Adeus após 39 anos: Fim de serviço vital do Banco Central atinge em cheio o Banco do Brasil, Caixa e Bradesco

Tv Foco mostra hoje atrizes brasileiras dos anos 1990 já chegaram aos 50 anos, mas continuam arrancando suspiros por onde passam.

27/07/2024 às 22:15 · Tempo de leitura: 4 minutos

Fim de serviço vital do Banco Central atinge o BB, Caixa e+ (Foto: Reprodução/ Internet)

Confira nesta matéria tudo sobre o fim de serviço vital do Banco Central que chegou atingindo em cheio o Banco do Brasil, Caixa, Bradesco e muitas outras instituições

O Banco Central anunciou recentemente o encerramento de um serviço vital, bastante popular que esteve em operação no Brasil por mais de 39 anos, impactando significativamente o Banco do Brasil, a Caixa Econômica Federal, o Bradesco e muitas outras instituições financeiras. A seguir, confira todos os detalhes sobre o fim desse serviço.
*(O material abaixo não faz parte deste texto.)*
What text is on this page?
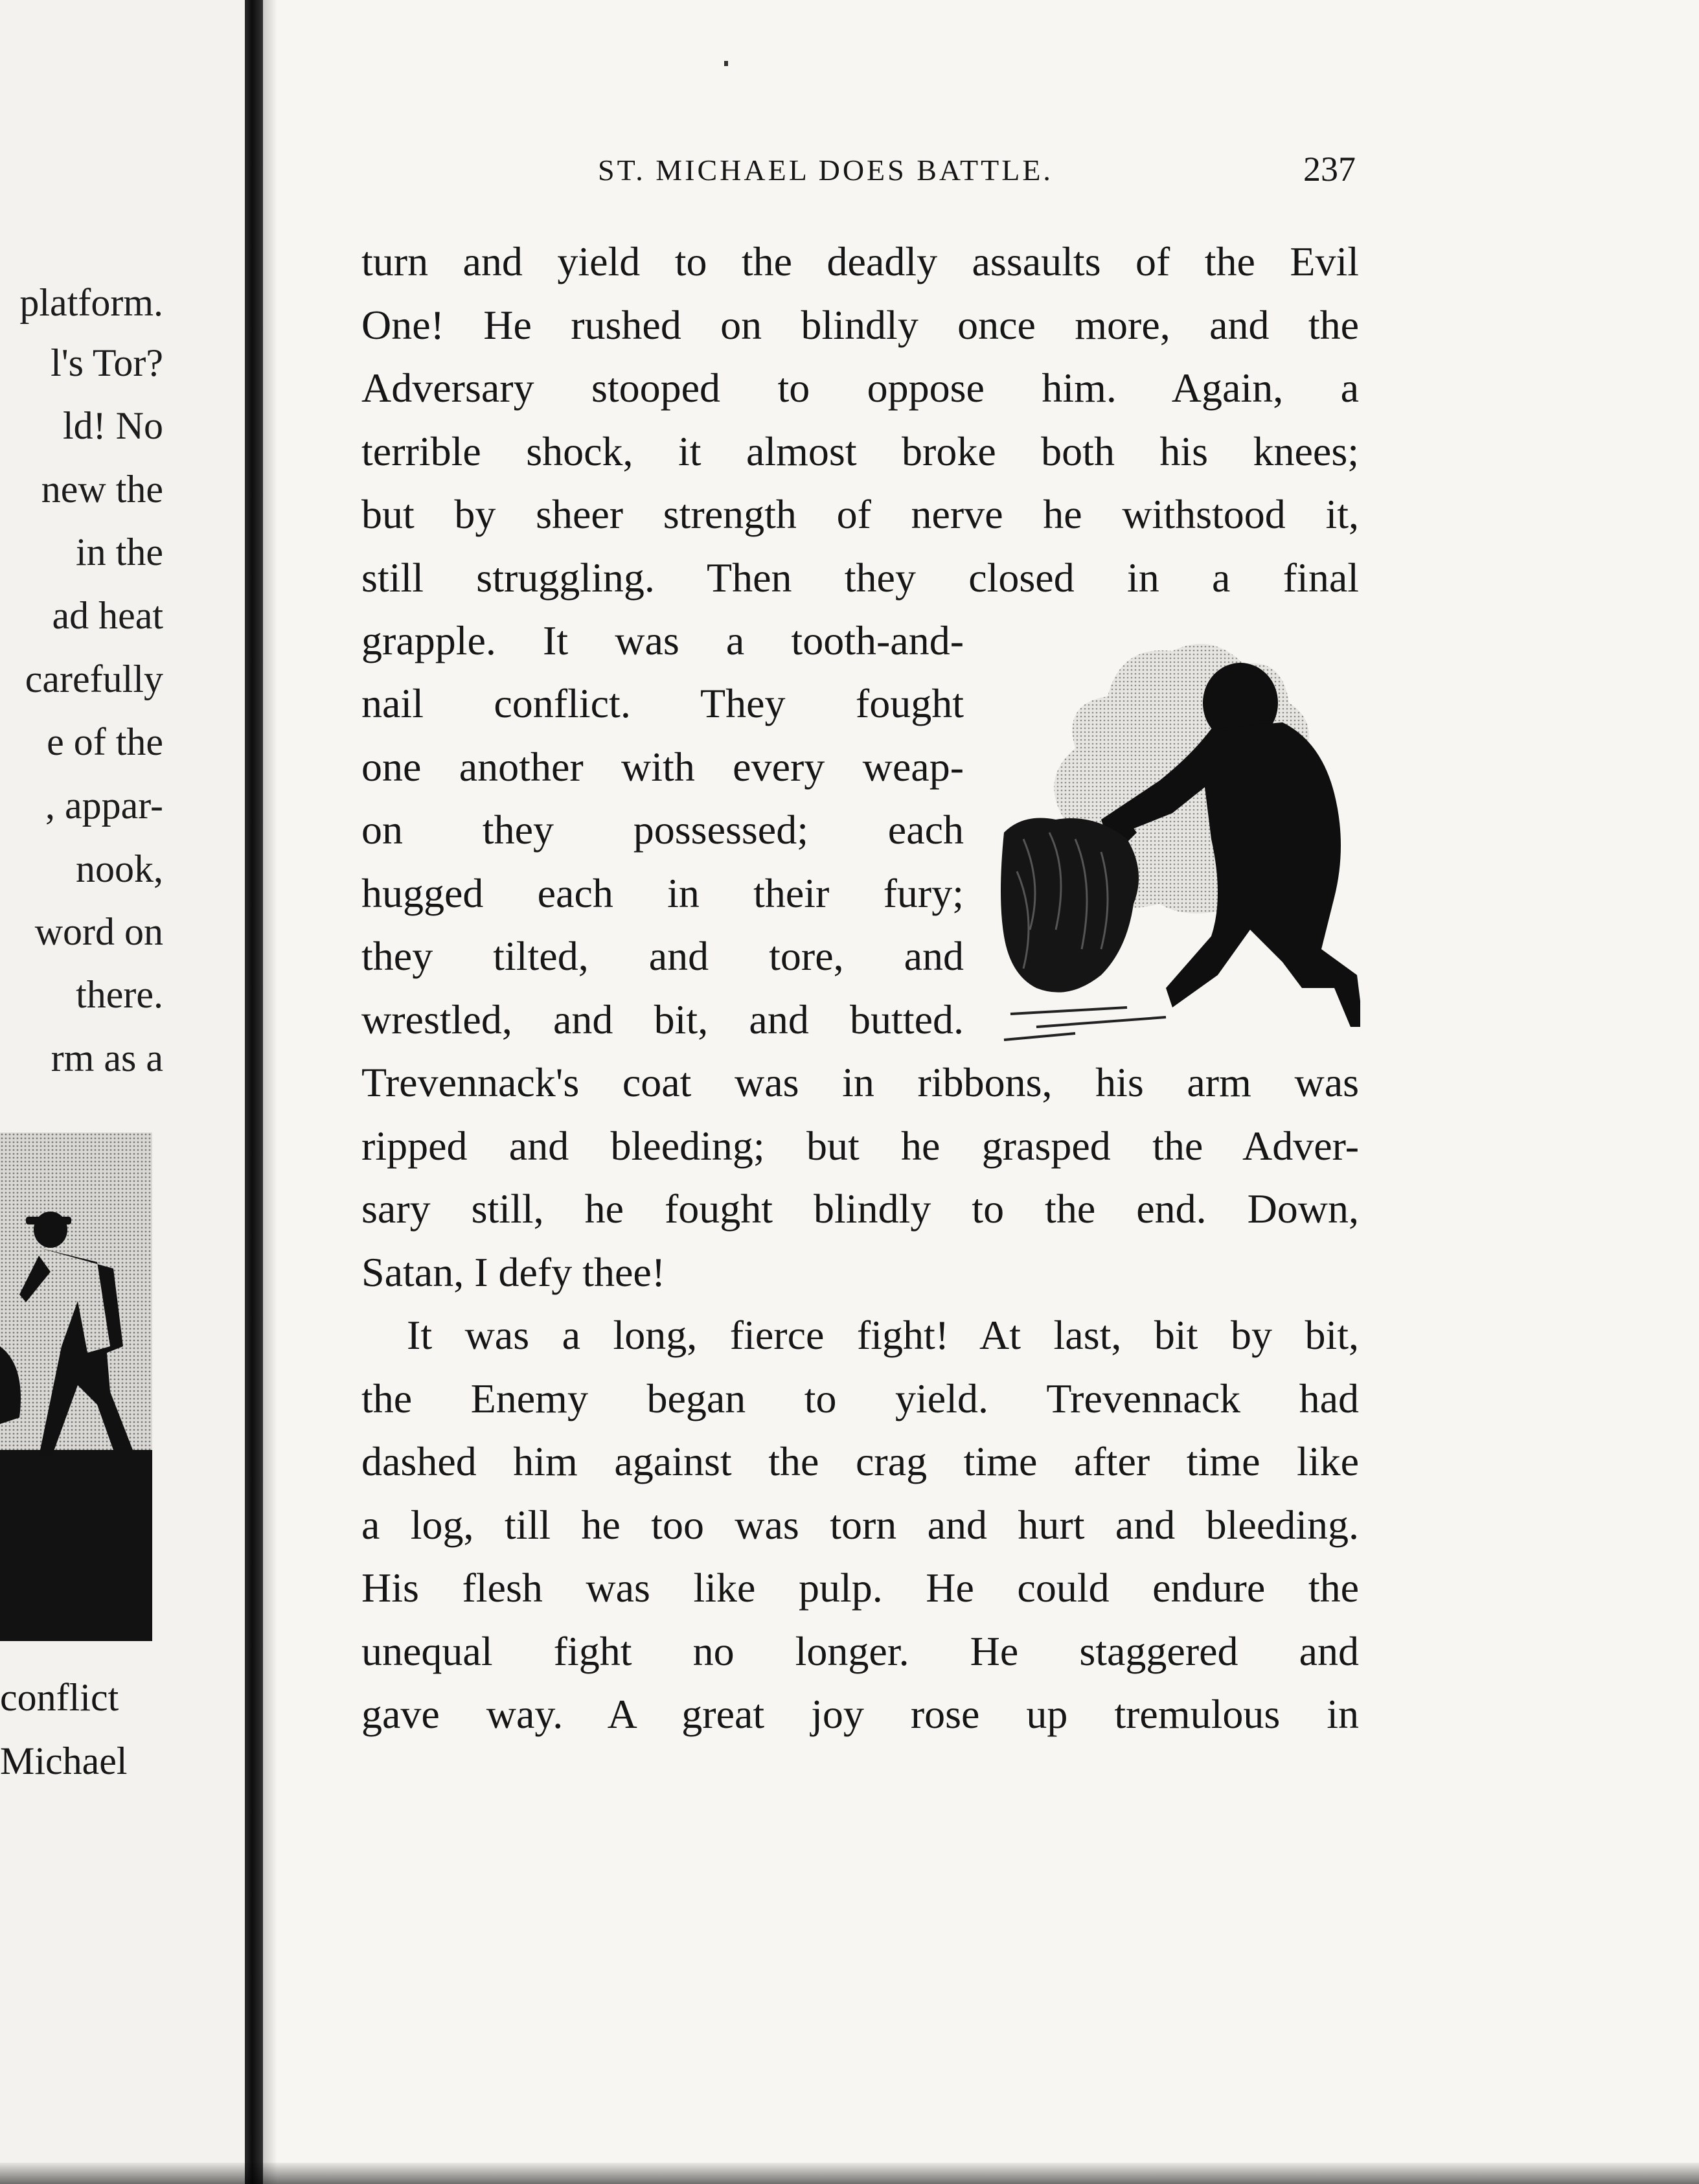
platform.
l's Tor?
ld! No
new the
in the
ad heat
carefully
e of the
, appar-
nook,
word on
there.
rm as a
conflict
Michael
ST. MICHAEL DOES BATTLE.	237
turn and yield to the deadly assaults of the Evil
One! He rushed on blindly once more, and the
Adversary stooped to oppose him. Again, a
terrible shock, it almost broke both his knees;
but by sheer strength of nerve he withstood it,
still struggling. Then they closed in a final
grapple. It was a tooth-and-
nail conflict. They fought
one another with every weap-
on they possessed; each
hugged each in their fury;
they tilted, and tore, and
wrestled, and bit, and butted.
Trevennack's coat was in ribbons, his arm was
ripped and bleeding; but he grasped the Adver-
sary still, he fought blindly to the end. Down,
Satan, I defy thee!
It was a long, fierce fight! At last, bit by bit,
the Enemy began to yield. Trevennack had
dashed him against the crag time after time like
a log, till he too was torn and hurt and bleeding.
His flesh was like pulp. He could endure the
unequal fight no longer. He staggered and
gave way. A great joy rose up tremulous in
De acordo com informações divulgadas pelo portal ‘Terra’, desde o dia 15 de janeiro deste ano, o serviço de transferência via DOC (Documento de Ordem de Crédito), um dos mais tradicionais meios de transferência bancária, está encerrado. As informações dão conta de que o fim do serviço este em vigor desde as 22 horas do dia mencionado, não sendo possível utilizar o meio.

A data limite de agendamento do DOC foi o dia 29 de fevereiro, pois depois desse dia, o serviço foi definitivamente encerrado. Além disso, segundo a fonte outro serviço que acabou tendo fim decretado foram as operações de Transferência Especial de Crédito (TEC), usadas exclusivamente por empresas para pagamento de benefícios a funcionários.

Vale dizer que, ambos os serviços que tiveram fim, possuíam um limite de transação de R$ 4.999,99. As movimentações via DOC eram concluídas um dia após o banco receber a ordem de transferência. Já a TEC, a transferência de recursos era garantida até o final do mesmo dia em que foi dada a ordem. As tarifas eram variadas entre as instituições bancárias.

A culpa é do PIX…

Segundo a Federação Brasileira de Bancos (Febraban) o DOC, criado em 1985 pelo Banco Central, perdeu espaço para formas mais rápidas e mais baratas de transferência de recursos, principalmente após o lançamento do PIX, em novembro de 2020. Isso porque o meio acabou se consolidando muito rápido e acabou sendo um dos culpados pelo fim do serviço mais antigo.

Uma pesquisa realizada pela Febraban, sobre meios de pagamento que teve como base dados divulgados pelo Banco Central mostrou que as transações via DOC somaram 18,3 milhões de operações no primeiro semestre de 2023, apenas 0,05% do total de 37 bilhões de operações feitas no ano. Em contrapartida, o Pix marcou cerca de 17,6 bilhões de operações.

Como fazer transferência entre bancos?

O PIX é a opção mais usada. Desde o seu lançamento, o Pix está isento de taxas para pessoas físicas. Já para pessoas jurídicas, o sistema pode contar com cobranças, segundo as determinações do Bacen. O Pix rompe com as limitações do DOC e TED, permitindo que transações instantâneas ocorram em poucos segundos, em todos os dias da semana, 24 horas.

Nesse sistema, você tem a opção de transferir através da chamada “chave Pix” do interessado para enviar os recursos. Por exemplo: CPF, CNPJ, e-mail, telefone, entre outros. Porém, também é possível realizar um Pix através do preenchimento de dados bancários.